O Palmeiras ajusta-se devagar, com uma formação modesta, que pra mim ainda corre por fora na briga pelo título paulista. Um time montado essencialmente com operários da bola e não com solistas. Foi com espírito combativo que encarou um adversário grogue com a desclassificação na Libertadores. Desta vez, ao contrário das rodadas anteriores, não funcionou a boa movimentação de Tinga, Kléber, Dinei, Luan, o quarteto que tem sido titular de Felipão.

Marcos Assunção, de volta depois de dez dias de molho, foi discreto nas bolas paradas, a sua especialidade. Cicinho e Rivaldo apoiaram o ataque, sem muito sucesso. O miolo da zaga, com Maurício Ramos e Thiago Heleno, se deu bem, enquanto o Corinthians contava com Ramirez e Edno. A entrada de William e Morais, mais leves e velozes, expôs a lentidão da dupla. Numa troca de passes curtos, surgiu o gol decisivo: Morais tocou para Alessandro, que entrou livre na área para marcar.

O Corinthians manteve a defesa que voltou derrotada da Colômbia e com o meio-campo praticamente intacto. Ficaram fora Ronaldo e Dentinho, poupados, assim como Roberto Carlos.
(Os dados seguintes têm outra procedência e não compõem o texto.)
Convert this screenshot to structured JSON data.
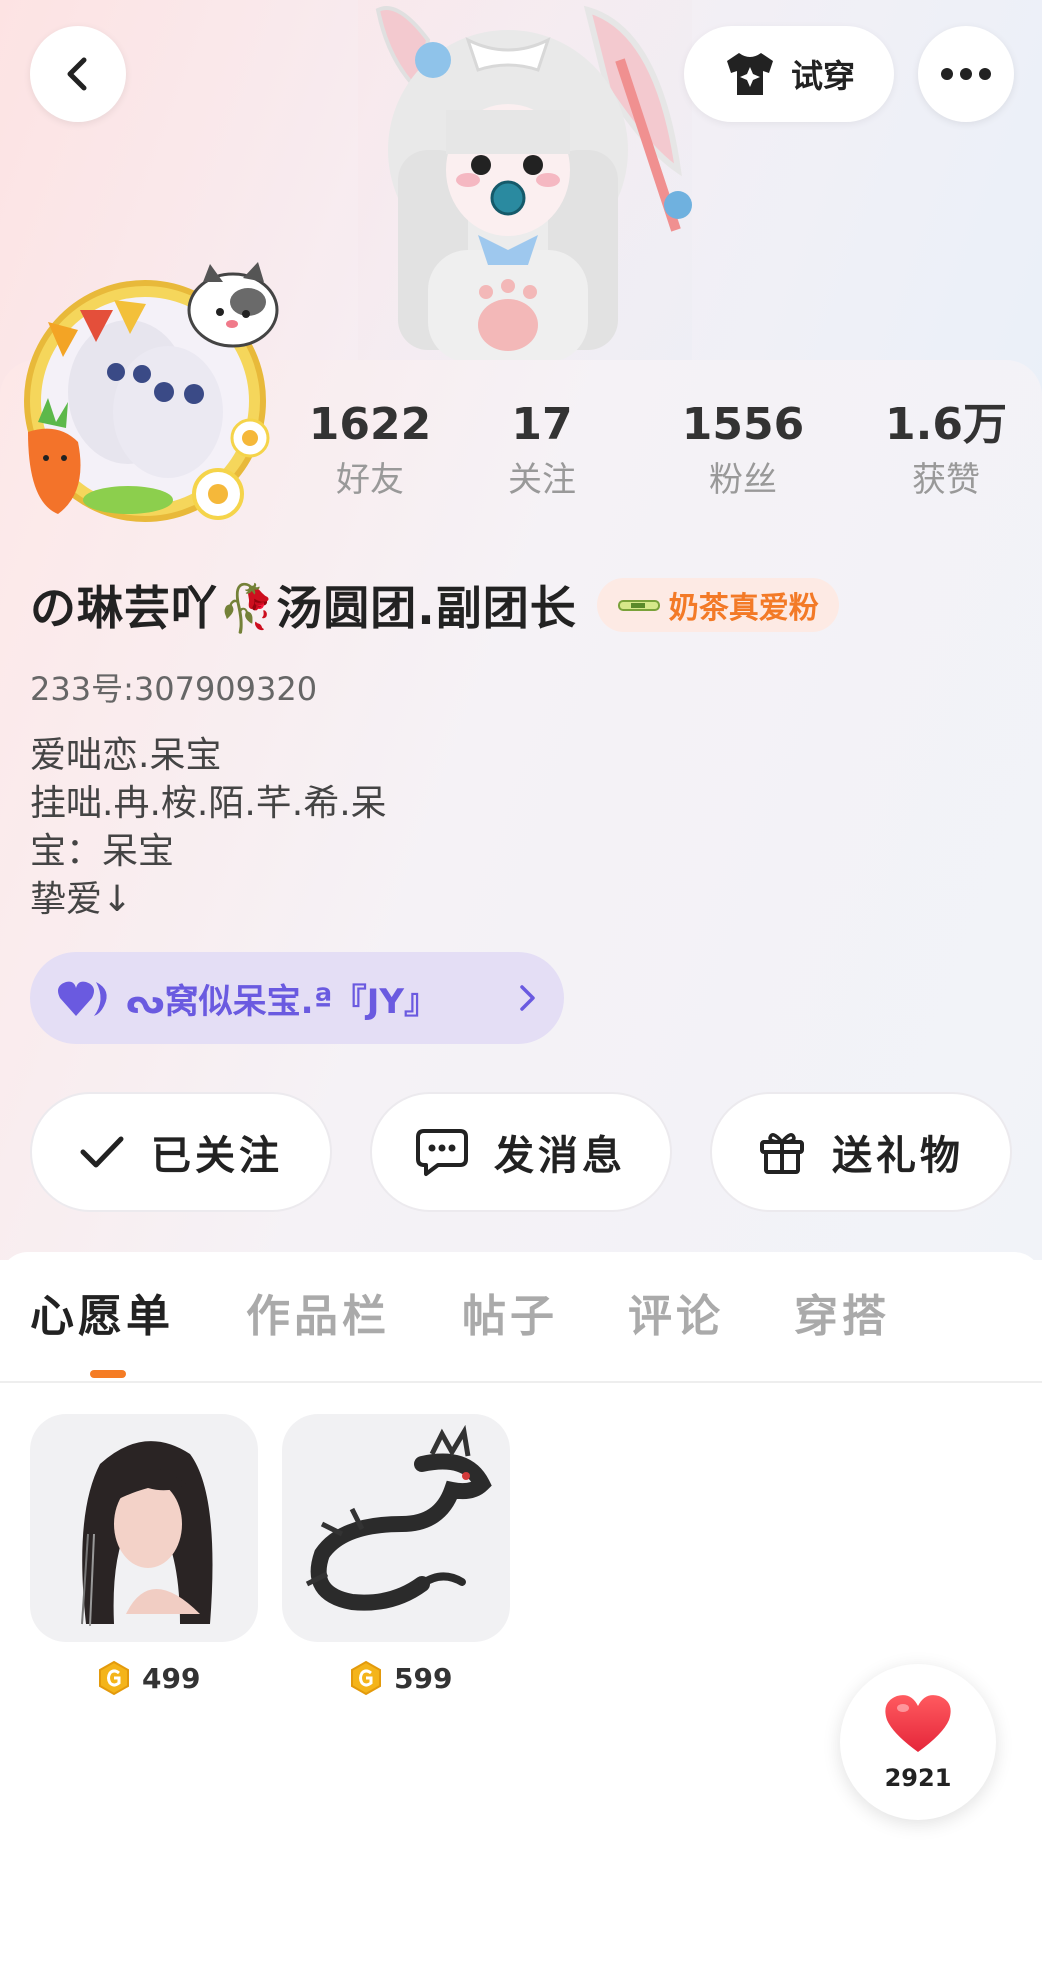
{
  "header": {
    "tryon_label": "试穿"
  },
  "stats": [
    {
      "value": "1622",
      "label": "好友"
    },
    {
      "value": "17",
      "label": "关注"
    },
    {
      "value": "1556",
      "label": "粉丝"
    },
    {
      "value": "1.6万",
      "label": "获赞"
    }
  ],
  "profile": {
    "name": "の琳芸吖🥀汤圆团.副团长",
    "badge": "奶茶真爱粉",
    "uid": "233号:307909320",
    "bio": [
      "爱咄恋.呆宝",
      "挂咄.冉.桉.陌.芊.希.呆",
      "宝：呆宝",
      "挚爱↓"
    ]
  },
  "group": {
    "label": "ᔓ窝似呆宝.ª『JY』"
  },
  "actions": {
    "follow": "已关注",
    "message": "发消息",
    "gift": "送礼物"
  },
  "tabs": [
    "心愿单",
    "作品栏",
    "帖子",
    "评论",
    "穿搭"
  ],
  "wishlist": [
    {
      "price": "499",
      "icon": "long-black-hair-item"
    },
    {
      "price": "599",
      "icon": "black-dragon-item"
    }
  ],
  "likes": {
    "count": "2921"
  },
  "colors": {
    "accent_orange": "#f57c24",
    "group_purple": "#6a5ae0",
    "heart_red": "#f03a4a"
  }
}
Entrega e dedicação foram os méritos da turma de Tite - postura combativa que faltou nos dois jogos contra o Deportes Tolima. Não deu show, mas suou, combateu, e era disso que precisava nesse momento.

O dérbi revalidou a tradição de recuperar aquele que havia entrado em parafuso e estava por baixo. O folclore do confronto é rico em exemplos de recuperação. Em 1999, o Corinthians ganhou um Paulista quatro dias depois de o Palmeiras faturar a Libertadores. No ano seguinte, um Palmeiras bem mais frágil tirou o Corinthians da final da Libertadores. E assim oscila a gangorra...

A crise no Parque São Jorge não morreu de vez, mas a vitória ajudará na reação. A torcida saiu com a alma lavada, porque não deu gostinho para os rivais. E ainda tem quem ache que Corinthians x Palmeiras perdeu o charme! Conversa fiada.